Genesis Global Capital bestätigte wenige Tage nach der Einstellung der Abhebungen, dass es die Investmentbank Moelis & Co. beauftragt hat, zu untersuchen, wie die Liquidität seines Krypto-Kreditgeschäfts gestärkt und die Bedürfnisse der Kunden erfüllt werden können.
„Wir haben Gespräche mit potenziellen Investoren und unseren größten Gläubigern und Kreditnehmern, darunter Gemini und DCG, begonnen“, sagte Genesis‘ Interims-CEO Derar Islim in einem an die Kunden verschickten Memo. „Wir gehen davon aus, diese Gespräche in den kommenden Tagen auszuweiten“, und merkte an, dass Moelis eingestellt wurde, um diese Gespräche zu beschleunigen.
Genesis hatte aufgrund seiner Beteiligung an der zusammengebrochenen Kryptobörse FTX einen Großteil des Novembers damit verbracht, frisches Kapital aufzutreiben oder eine Einigung mit den Gläubigern zu erzielen.
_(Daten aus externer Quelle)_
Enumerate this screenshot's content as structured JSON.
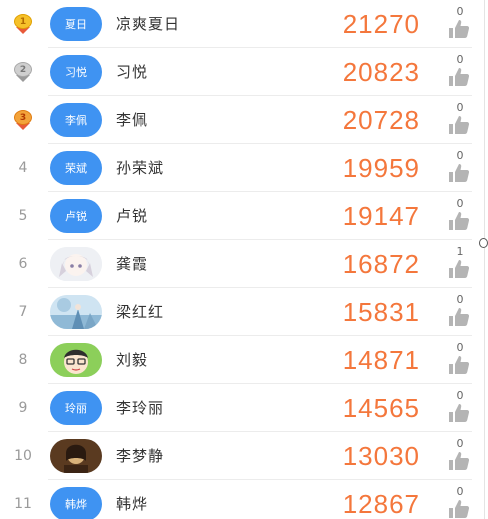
{
  "ranking": {
    "rows": [
      {
        "rank": "1",
        "medal": "gold",
        "avatar_text": "夏日",
        "avatar_type": "text",
        "name": "凉爽夏日",
        "score": "21270",
        "likes": "0"
      },
      {
        "rank": "2",
        "medal": "silver",
        "avatar_text": "习悦",
        "avatar_type": "text",
        "name": "习悦",
        "score": "20823",
        "likes": "0"
      },
      {
        "rank": "3",
        "medal": "bronze",
        "avatar_text": "李佩",
        "avatar_type": "text",
        "name": "李佩",
        "score": "20728",
        "likes": "0"
      },
      {
        "rank": "4",
        "medal": "",
        "avatar_text": "荣斌",
        "avatar_type": "text",
        "name": "孙荣斌",
        "score": "19959",
        "likes": "0"
      },
      {
        "rank": "5",
        "medal": "",
        "avatar_text": "卢锐",
        "avatar_type": "text",
        "name": "卢锐",
        "score": "19147",
        "likes": "0"
      },
      {
        "rank": "6",
        "medal": "",
        "avatar_text": "",
        "avatar_type": "photo-anime-girl",
        "name": "龚霞",
        "score": "16872",
        "likes": "1"
      },
      {
        "rank": "7",
        "medal": "",
        "avatar_text": "",
        "avatar_type": "photo-blue-scene",
        "name": "梁红红",
        "score": "15831",
        "likes": "0"
      },
      {
        "rank": "8",
        "medal": "",
        "avatar_text": "",
        "avatar_type": "photo-green-cartoon",
        "name": "刘毅",
        "score": "14871",
        "likes": "0"
      },
      {
        "rank": "9",
        "medal": "",
        "avatar_text": "玲丽",
        "avatar_type": "text",
        "name": "李玲丽",
        "score": "14565",
        "likes": "0"
      },
      {
        "rank": "10",
        "medal": "",
        "avatar_text": "",
        "avatar_type": "photo-dark-portrait",
        "name": "李梦静",
        "score": "13030",
        "likes": "0"
      },
      {
        "rank": "11",
        "medal": "",
        "avatar_text": "韩烨",
        "avatar_type": "text",
        "name": "韩烨",
        "score": "12867",
        "likes": "0"
      }
    ]
  },
  "icons": {
    "like": "thumbs-up-icon",
    "medal": "medal-icon"
  },
  "colors": {
    "score": "#f4773c",
    "avatar_bg": "#3f93f2",
    "name": "#333333",
    "rank": "#9a9a9a"
  }
}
Die institutionelle Kreditabteilung des Unternehmens war letzte Woche gezwungen, Rückzahlungen und neue Kreditvergaben auszusetzen. Genesis hatte zuvor auch bekannt gegeben, dass seine Derivateabteilung etwa 175 Millionen Dollar an gebundenen Mitteln auf ihrem FTX-Handelskonto hatte. Infolgedessen entschied sich die Muttergesellschaft Digital Currency Group (DCG), die Bilanz von Genesis mit einer Kapitalspritze von 140 Millionen Dollar zu stärken.
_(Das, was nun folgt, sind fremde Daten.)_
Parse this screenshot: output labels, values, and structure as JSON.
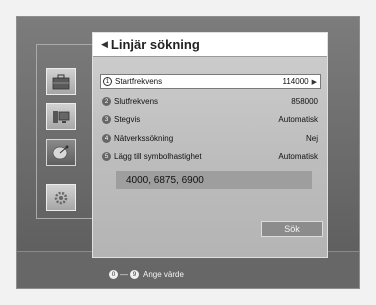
{
  "sidebar": {
    "items": [
      {
        "icon": "briefcase-icon"
      },
      {
        "icon": "computer-icon"
      },
      {
        "icon": "satellite-dish-icon",
        "active": true
      },
      {
        "icon": "gear-icon"
      }
    ]
  },
  "panel": {
    "title": "Linjär sökning",
    "rows": [
      {
        "num": "1",
        "label": "Startfrekvens",
        "value": "114000",
        "selected": true
      },
      {
        "num": "2",
        "label": "Slutfrekvens",
        "value": "858000"
      },
      {
        "num": "3",
        "label": "Stegvis",
        "value": "Automatisk"
      },
      {
        "num": "4",
        "label": "Nätverkssökning",
        "value": "Nej"
      },
      {
        "num": "5",
        "label": "Lägg till symbolhastighet",
        "value": "Automatisk"
      }
    ],
    "symbol_rates": "4000, 6875, 6900",
    "search_button": "Sök"
  },
  "hint": {
    "key_from": "0",
    "key_to": "9",
    "dash": "—",
    "text": "Ange värde"
  },
  "colors": {
    "background": "#6a6a6a",
    "panel": "#c4c4c4",
    "title_bar": "#ffffff",
    "selected_row": "#ffffff",
    "button": "#8c8c8c"
  }
}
Am Dienstag gab Barry Silbert, Gründer und CEO von DCG, bekannt, dass DCG eine Verbindlichkeit von rund 575 Millionen US-Dollar gegenüber Genesis Global Capital habe, die im Mai 2023 fällig wird.
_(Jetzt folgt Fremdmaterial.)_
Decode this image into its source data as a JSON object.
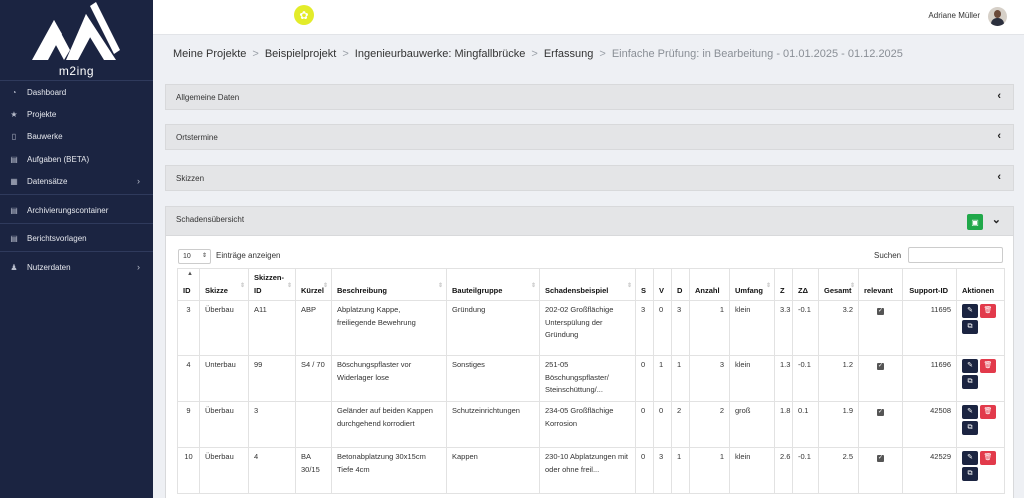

Islim wies darauf hin, dass andere Geschäftsbereiche von Genesis, darunter der Handelszweig und das Depotgeschäft, weiterhin voll einsatzfähig seien.
Über die Beauftragung der Investmentbank Moelis & Co. zur Prüfung von Optionen berichtete zuerst die New York Times.
DCG ist auch die Muttergesellschaft von CoinDesk.